La lutte des travailleurs/euses de Centaco en faveur de leur syndicat est importante. Lorsque des représentants/tes du mouvement syndical thaïlandais ont envoyé une lettre ouverte au président des États-Unis, George Bush, afin d’exiger que l’accord de libre échange entre les nations soit fondé sur les conventions de l’OIT sur les droits syndicaux, leur lutte a constitué un point de référence crucial.

Centaco est à l’heure actuelle la seule usine syndiquée dans l’immense secteur de la volaille en Thaïlande, qui comprend de grandes sociétés exportatrices comme CP Group, Betagro, Narai Interfood, Saha Farm et Grampian Foods. Centaco produit des repas préparés qui sont exportés à travers le monde, y compris en Suède, et principalement dans les entreprises de la restauration et de catering. Les grands producteurs suédois de mets préparés comme Findus et Dafgårds importent leurs produits, souvent via des grossistes ayant des filiales en Suède, comme la société britannique Lamex.
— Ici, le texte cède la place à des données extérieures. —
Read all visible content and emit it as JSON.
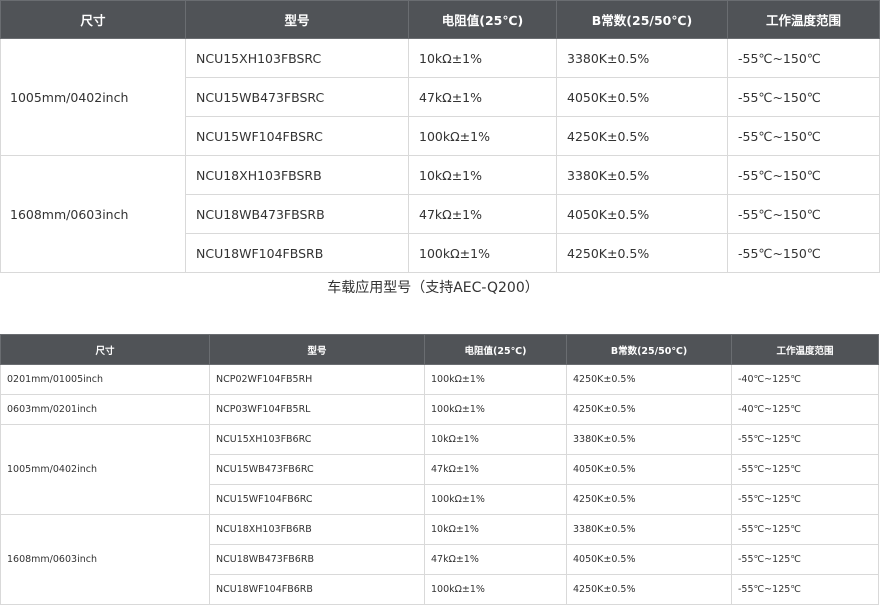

Las société de services alimentaires mondiale Sodexho a entrepris de formuler des normes minimales pour l’achat de produits de volaille en provenance de Thaïlande. Selon le responsable des approvisionnements en Suède Nicklas Hedin, les entreprises thaïes offrent souvent des produits qui ne sont disponibles nulle part ailleurs sur le marché. La réglementation internationale de Sodexho sera formulée cet automne au siège social de la société à Paris. Les exigences touchant le bien-être des animaux, la qualité des produits et le traitement des travailleurs/euses dans les usines et dans les fermes seront rigoureuses, nous assure M. Hedin. Des contacts ont déjà été établis avec les deux principaux fournisseurs en Thaïlande, CP Group et Saha Farm.